In the three years of the Public Ministry of Jesus, He spent many hours on the hot, dusty roads of Palestine – moving from one village to another – so that He could teach the people, heal the sick, and bless the children.  Jesus was on a mission sent by His Father to save humanity through His Passion, Death and Resurrection.  He was to reverse what happened through Original Sin, and re-open the gates of heaven to bring us back to God the Father.  On His three-year journey, He also spent much private time with His Apostles – explaining to them that He was the promised Messiah – the very Son of God – the one the world had been waiting for. 

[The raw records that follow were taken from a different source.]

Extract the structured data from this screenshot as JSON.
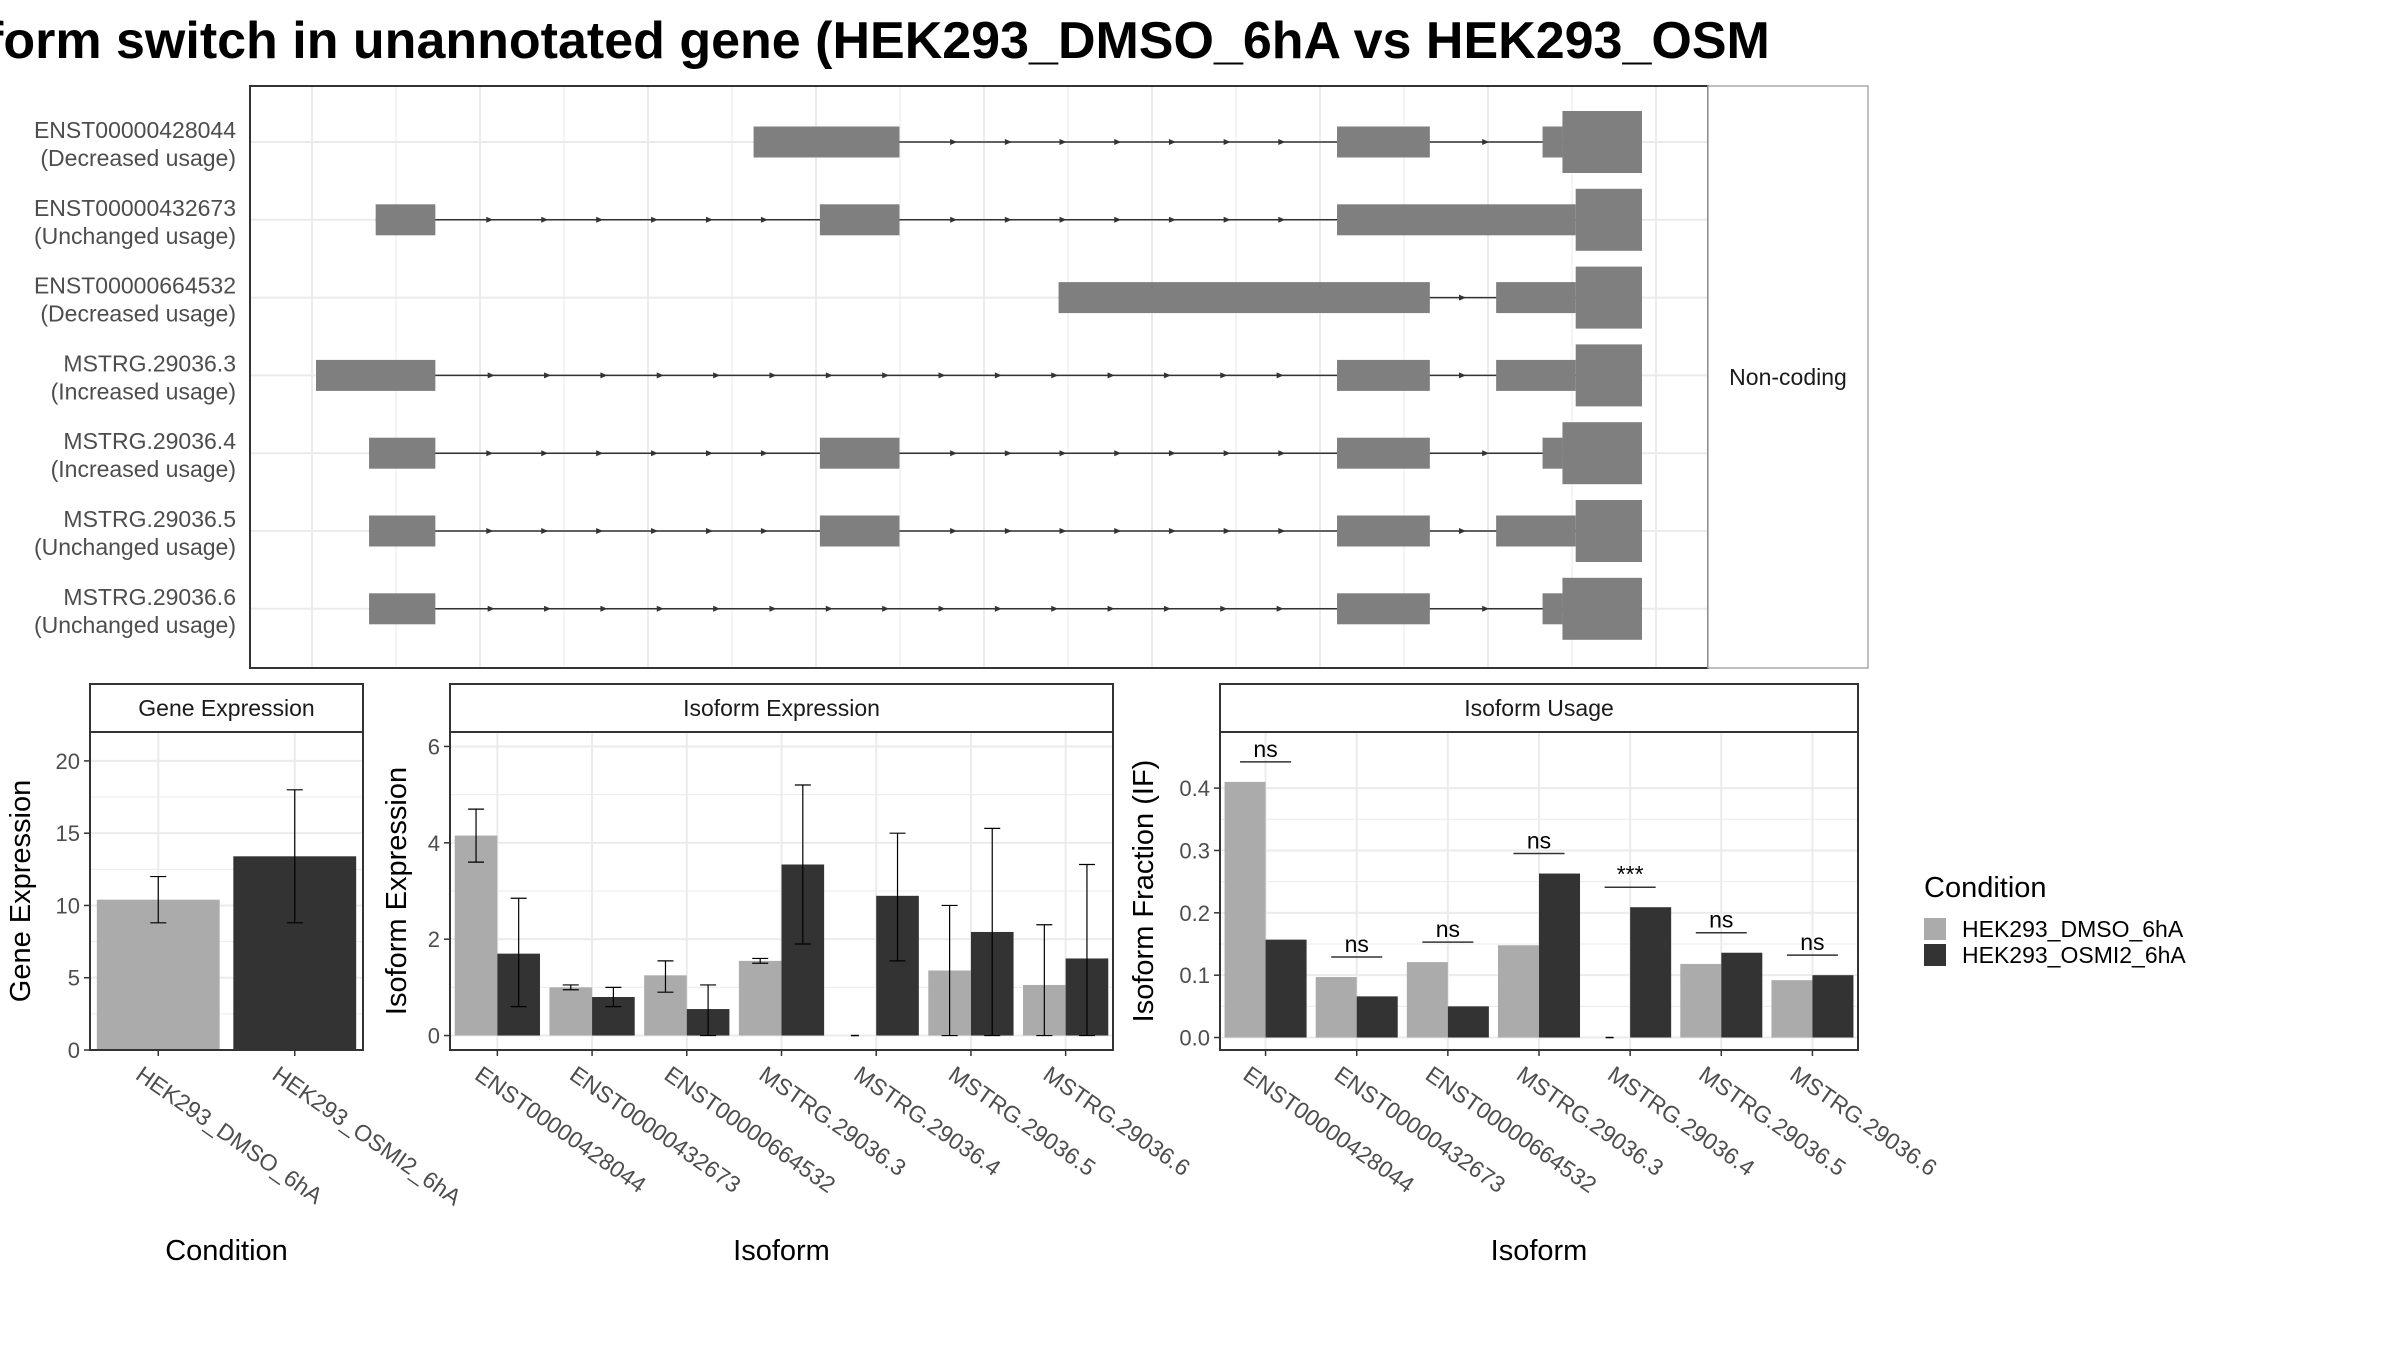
{
  "title": "form switch in unannotated gene (HEK293_DMSO_6hA vs HEK293_OSM",
  "colors": {
    "dmso": "#ababab",
    "osmi": "#333333",
    "transcript": "#7f7f7f",
    "strip": "#ffffff",
    "grid": "#ebebeb"
  },
  "chart_data": [
    {
      "type": "diagram",
      "facet_label": "Non-coding",
      "isoforms": [
        {
          "id": "ENST00000428044",
          "status": "(Decreased usage)",
          "exons": [
            [
              0.33,
              0.44,
              "thin"
            ],
            [
              0.77,
              0.84,
              "thin"
            ],
            [
              0.925,
              0.94,
              "thin"
            ],
            [
              0.94,
              1.0,
              "thick"
            ]
          ]
        },
        {
          "id": "ENST00000432673",
          "status": "(Unchanged usage)",
          "exons": [
            [
              0.045,
              0.09,
              "thin"
            ],
            [
              0.38,
              0.44,
              "thin"
            ],
            [
              0.77,
              0.95,
              "thin"
            ],
            [
              0.95,
              1.0,
              "thick"
            ]
          ]
        },
        {
          "id": "ENST00000664532",
          "status": "(Decreased usage)",
          "exons": [
            [
              0.56,
              0.84,
              "thin"
            ],
            [
              0.89,
              0.95,
              "thin"
            ],
            [
              0.95,
              1.0,
              "thick"
            ]
          ]
        },
        {
          "id": "MSTRG.29036.3",
          "status": "(Increased usage)",
          "exons": [
            [
              0.0,
              0.09,
              "thin"
            ],
            [
              0.77,
              0.84,
              "thin"
            ],
            [
              0.89,
              0.95,
              "thin"
            ],
            [
              0.95,
              1.0,
              "thick"
            ]
          ]
        },
        {
          "id": "MSTRG.29036.4",
          "status": "(Increased usage)",
          "exons": [
            [
              0.04,
              0.09,
              "thin"
            ],
            [
              0.38,
              0.44,
              "thin"
            ],
            [
              0.77,
              0.84,
              "thin"
            ],
            [
              0.925,
              0.94,
              "thin"
            ],
            [
              0.94,
              1.0,
              "thick"
            ]
          ]
        },
        {
          "id": "MSTRG.29036.5",
          "status": "(Unchanged usage)",
          "exons": [
            [
              0.04,
              0.09,
              "thin"
            ],
            [
              0.38,
              0.44,
              "thin"
            ],
            [
              0.77,
              0.84,
              "thin"
            ],
            [
              0.89,
              0.95,
              "thin"
            ],
            [
              0.95,
              1.0,
              "thick"
            ]
          ]
        },
        {
          "id": "MSTRG.29036.6",
          "status": "(Unchanged usage)",
          "exons": [
            [
              0.04,
              0.09,
              "thin"
            ],
            [
              0.77,
              0.84,
              "thin"
            ],
            [
              0.925,
              0.94,
              "thin"
            ],
            [
              0.94,
              1.0,
              "thick"
            ]
          ]
        }
      ]
    },
    {
      "type": "bar",
      "title": "Gene Expression",
      "xlabel": "Condition",
      "ylabel": "Gene Expression",
      "categories": [
        "HEK293_DMSO_6hA",
        "HEK293_OSMI2_6hA"
      ],
      "values": [
        10.4,
        13.4
      ],
      "errors": [
        [
          8.8,
          12.0
        ],
        [
          8.8,
          18.0
        ]
      ],
      "ylim": [
        0,
        22
      ],
      "yticks": [
        "0",
        "5",
        "10",
        "15",
        "20"
      ],
      "ytick_values": [
        0,
        5,
        10,
        15,
        20
      ]
    },
    {
      "type": "bar",
      "title": "Isoform Expression",
      "xlabel": "Isoform",
      "ylabel": "Isoform Expression",
      "categories": [
        "ENST00000428044",
        "ENST00000432673",
        "ENST00000664532",
        "MSTRG.29036.3",
        "MSTRG.29036.4",
        "MSTRG.29036.5",
        "MSTRG.29036.6"
      ],
      "series": [
        {
          "name": "HEK293_DMSO_6hA",
          "values": [
            4.15,
            1.0,
            1.25,
            1.55,
            0.0,
            1.35,
            1.05
          ],
          "errors": [
            [
              3.6,
              4.7
            ],
            [
              0.95,
              1.05
            ],
            [
              0.9,
              1.55
            ],
            [
              1.5,
              1.6
            ],
            [
              0.0,
              0.0
            ],
            [
              0.0,
              2.7
            ],
            [
              0.0,
              2.3
            ]
          ]
        },
        {
          "name": "HEK293_OSMI2_6hA",
          "values": [
            1.7,
            0.8,
            0.55,
            3.55,
            2.9,
            2.15,
            1.6
          ],
          "errors": [
            [
              0.6,
              2.85
            ],
            [
              0.6,
              1.0
            ],
            [
              0.0,
              1.05
            ],
            [
              1.9,
              5.2
            ],
            [
              1.55,
              4.2
            ],
            [
              0.0,
              4.3
            ],
            [
              0.0,
              3.55
            ]
          ]
        }
      ],
      "ylim": [
        -0.3,
        6.3
      ],
      "yticks": [
        "0",
        "2",
        "4",
        "6"
      ],
      "ytick_values": [
        0,
        2,
        4,
        6
      ]
    },
    {
      "type": "bar",
      "title": "Isoform Usage",
      "xlabel": "Isoform",
      "ylabel": "Isoform Fraction (IF)",
      "categories": [
        "ENST00000428044",
        "ENST00000432673",
        "ENST00000664532",
        "MSTRG.29036.3",
        "MSTRG.29036.4",
        "MSTRG.29036.5",
        "MSTRG.29036.6"
      ],
      "series": [
        {
          "name": "HEK293_DMSO_6hA",
          "values": [
            0.41,
            0.097,
            0.121,
            0.148,
            0.0,
            0.118,
            0.092
          ]
        },
        {
          "name": "HEK293_OSMI2_6hA",
          "values": [
            0.157,
            0.066,
            0.05,
            0.263,
            0.209,
            0.136,
            0.1
          ]
        }
      ],
      "significance": [
        "ns",
        "ns",
        "ns",
        "ns",
        "***",
        "ns",
        "ns"
      ],
      "ylim": [
        -0.02,
        0.49
      ],
      "yticks": [
        "0.0",
        "0.1",
        "0.2",
        "0.3",
        "0.4"
      ],
      "ytick_values": [
        0,
        0.1,
        0.2,
        0.3,
        0.4
      ]
    }
  ],
  "legend": {
    "title": "Condition",
    "entries": [
      "HEK293_DMSO_6hA",
      "HEK293_OSMI2_6hA"
    ],
    "position": "right"
  }
}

At the Last Supper, as Jesus was preparing the Apostles for His Death and Resurrection, He told them that He was going away, and they could not come with Him; yet they would see Him again. Thomas spoke up for the Apostles and even for us: “Lord we don’t know where You are going, how can we know the way?”  Jesus replied, as we heard in the Gospel today, “I am the way, the truth and the life; no one can come to the Father except through Me.”   

To assure the Apostles and us that Jesus is indeed the Way, the Truth and the Life, He established the Church:

“You are Peter, and upon this rock, I will build my Church,
and the gates of hell will not prevail against it.
And I will give you the keys to the Kingdom of heaven;
and what you declare bound on earth will be bound in heaven;
and whatever you declare loosed on earth will be loosed in Heaven.
And the Father and I will send the gift of the Holy Spirit to be with you forever.”

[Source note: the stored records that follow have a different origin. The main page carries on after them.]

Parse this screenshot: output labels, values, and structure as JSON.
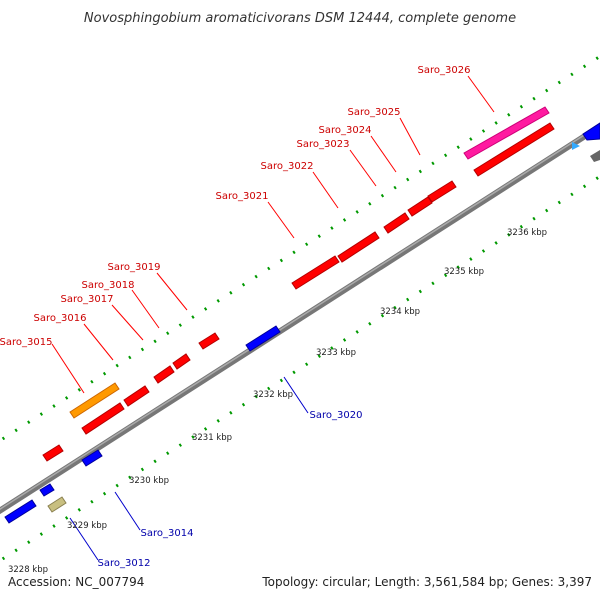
{
  "title": "Novosphingobium aromaticivorans DSM 12444, complete genome",
  "footer": {
    "accession": "Accession: NC_007794",
    "summary": "Topology: circular; Length: 3,561,584 bp; Genes: 3,397"
  },
  "colors": {
    "forward_gene": "#ff0000",
    "reverse_gene": "#0000ff",
    "forward_label": "#cc0000",
    "reverse_label": "#0000aa",
    "backbone": "#888888",
    "tick_dots": "#009900",
    "special_orange": "#ff8c00",
    "special_magenta": "#ff1aa0",
    "special_khaki": "#c8bf80"
  },
  "scale_ticks": [
    "3228 kbp",
    "3229 kbp",
    "3230 kbp",
    "3231 kbp",
    "3232 kbp",
    "3233 kbp",
    "3234 kbp",
    "3235 kbp",
    "3236 kbp"
  ],
  "forward_labels": [
    "Saro_3015",
    "Saro_3016",
    "Saro_3017",
    "Saro_3018",
    "Saro_3019",
    "Saro_3021",
    "Saro_3022",
    "Saro_3023",
    "Saro_3024",
    "Saro_3025",
    "Saro_3026"
  ],
  "reverse_labels": [
    "Saro_3012",
    "Saro_3014",
    "Saro_3020"
  ]
}
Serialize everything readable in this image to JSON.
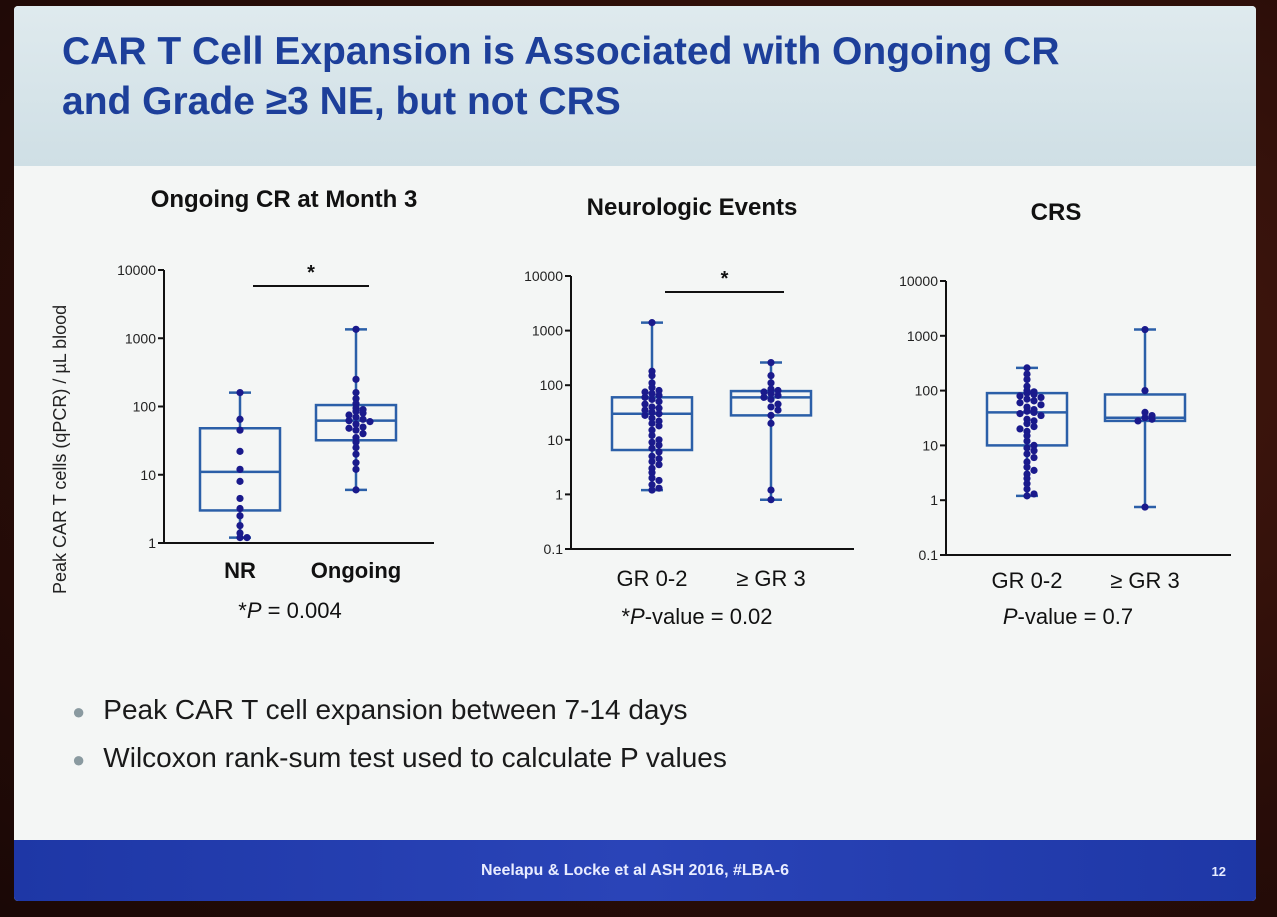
{
  "slide": {
    "title_line_1": "CAR T Cell Expansion is Associated with Ongoing CR",
    "title_line_2": "and Grade ≥3 NE, but not CRS",
    "y_axis_label": "Peak CAR T cells (qPCR) / µL blood",
    "bullets": [
      "Peak CAR T cell expansion between 7-14 days",
      "Wilcoxon rank-sum test used to calculate P values"
    ],
    "footer_citation": "Neelapu & Locke et al ASH 2016, #LBA-6",
    "page_number": "12"
  },
  "colors": {
    "title": "#1d3f9a",
    "box": "#2b5fa8",
    "dots": "#1a1a8c",
    "footer": "#1e37a6"
  },
  "chart_data": [
    {
      "type": "box",
      "title": "Ongoing CR at Month 3",
      "ylabel": "Peak CAR T cells (qPCR) / µL blood",
      "yscale": "log",
      "ylim": [
        1,
        10000
      ],
      "yticks": [
        "1",
        "10",
        "100",
        "1000",
        "10000"
      ],
      "categories": [
        "NR",
        "Ongoing"
      ],
      "significance_marker": "*",
      "pvalue_prefix": "*",
      "pvalue_italic": "P",
      "pvalue_rest": " = 0.004",
      "boxes": [
        {
          "category": "NR",
          "min": 1.2,
          "q1": 3,
          "median": 11,
          "q3": 48,
          "max": 160,
          "points": [
            160,
            65,
            45,
            22,
            12,
            8,
            4.5,
            3.2,
            2.5,
            1.8,
            1.4,
            1.2,
            1.2
          ]
        },
        {
          "category": "Ongoing",
          "min": 6,
          "q1": 32,
          "median": 62,
          "q3": 105,
          "max": 1350,
          "points": [
            1350,
            250,
            160,
            130,
            110,
            95,
            90,
            85,
            80,
            75,
            70,
            65,
            62,
            60,
            55,
            50,
            48,
            45,
            40,
            35,
            30,
            25,
            20,
            15,
            12,
            6
          ]
        }
      ]
    },
    {
      "type": "box",
      "title": "Neurologic Events",
      "yscale": "log",
      "ylim": [
        0.1,
        10000
      ],
      "yticks": [
        "0.1",
        "1",
        "10",
        "100",
        "1000",
        "10000"
      ],
      "categories": [
        "GR 0-2",
        "≥ GR 3"
      ],
      "significance_marker": "*",
      "pvalue_prefix": "*",
      "pvalue_italic": "P",
      "pvalue_rest": "-value = 0.02",
      "boxes": [
        {
          "category": "GR 0-2",
          "min": 1.2,
          "q1": 6.5,
          "median": 30,
          "q3": 60,
          "max": 1400,
          "points": [
            1400,
            180,
            150,
            110,
            90,
            80,
            75,
            70,
            65,
            60,
            55,
            50,
            45,
            40,
            38,
            35,
            32,
            30,
            28,
            25,
            22,
            20,
            18,
            15,
            12,
            10,
            9,
            8,
            7,
            6,
            5,
            4.5,
            4,
            3.5,
            3,
            2.5,
            2,
            1.8,
            1.5,
            1.3,
            1.2
          ]
        },
        {
          "category": "≥ GR 3",
          "min": 0.8,
          "q1": 28,
          "median": 60,
          "q3": 78,
          "max": 260,
          "points": [
            260,
            150,
            110,
            85,
            80,
            75,
            70,
            65,
            60,
            55,
            45,
            40,
            35,
            28,
            20,
            1.2,
            0.8
          ]
        }
      ]
    },
    {
      "type": "box",
      "title": "CRS",
      "yscale": "log",
      "ylim": [
        0.1,
        10000
      ],
      "yticks": [
        "0.1",
        "1",
        "10",
        "100",
        "1000",
        "10000"
      ],
      "categories": [
        "GR 0-2",
        "≥ GR 3"
      ],
      "significance_marker": "",
      "pvalue_prefix": "",
      "pvalue_italic": "P",
      "pvalue_rest": "-value = 0.7",
      "boxes": [
        {
          "category": "GR 0-2",
          "min": 1.2,
          "q1": 10,
          "median": 40,
          "q3": 90,
          "max": 260,
          "points": [
            260,
            200,
            160,
            120,
            100,
            95,
            90,
            85,
            80,
            75,
            70,
            65,
            60,
            55,
            50,
            45,
            42,
            40,
            38,
            35,
            30,
            28,
            25,
            22,
            20,
            18,
            15,
            12,
            10,
            9,
            8,
            7,
            6,
            5,
            4,
            3.5,
            3,
            2.5,
            2,
            1.6,
            1.3,
            1.2
          ]
        },
        {
          "category": "≥ GR 3",
          "min": 0.75,
          "q1": 28,
          "median": 32,
          "q3": 85,
          "max": 1300,
          "points": [
            1300,
            100,
            40,
            35,
            32,
            30,
            28,
            0.75
          ]
        }
      ]
    }
  ]
}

When Jesus established the Church, he established it upon Peter the Rock.  He did not establish it as a democracy wherein the members would have the right to vote, to establish policy, change basic teachings, water-down difficult teachings, and develop new teachings. 

Our society says that we can have hope and fulfillment in business, in making money, and in having all of our desires satisfied.  No one is to interfere with our personal freedom to do, think and have whatever we want or desire.  Some of this kind of thinking has infiltrated into the Church.  Some “Dissident Cafeteria Catholics” believe that they should have the right to determine Church policy, Church teaching, Church law, Church Liturgy and Church leadership.  They want their rights without any obligations – accept the obligations they intent to impose on every-body else.       

In the First reading from the Acts of the Apostles, we hear about life in the Apostolic Church.  The Faith began to spread, and the number of disciples in Jerusalem began to increase. The Holy Spirit guided the Apostles to establish the Ordination of Deacons to help serve the spiritual and material needs of the Christian community.  The early Christians too became aware of their call to bring Jesus Christ to the world.  By word and example, they lived their Faith so that many other were attracted to it.  Thus Saint Peter, the first Pope wrote:

“We are living stones built into the Church.  You are a chosen race, a royal priesthood,
a consecrated nation – a people God claims as His own.” 

It follows from these words that we – you and I together are the Church.  We have the responsibility not only to a more active participation in the work of Jesus Christ and His Church, but also to accept and believe the teachings of Jesus Christ as He gave them to us, and as they have been preserved and taught – unchanged through the centuries.  We are called upon to build up the Body of Christ – not to tear it down.

With the election of Pope Francis, the Holy Spirit has chosen the 266th successor to St. Peter.  The former Cardinal Badoglio from Brazil, is a humble, holy man who loves the Church with all his heart, all his soul and all his being.  He is a man who prays to God, is led by God, and who loves God above all things.  An outstanding theologian, He has always been an uncompromising defender of the doctrine of the Church.  Francis the “Cornerstone, chosen and precious stone” spoken of by St. Peter in the second reading.  

To remain on the right path – to remain in union with the Church, we must hear the voice of Jesus our Good Shepherd, and we must hear the voice of the Shepherd He has chosen to lead the Church in this particular time in history – to hear his voice over the voices of all the others who have dissented from the fullness of the truth, and we are called to respect him.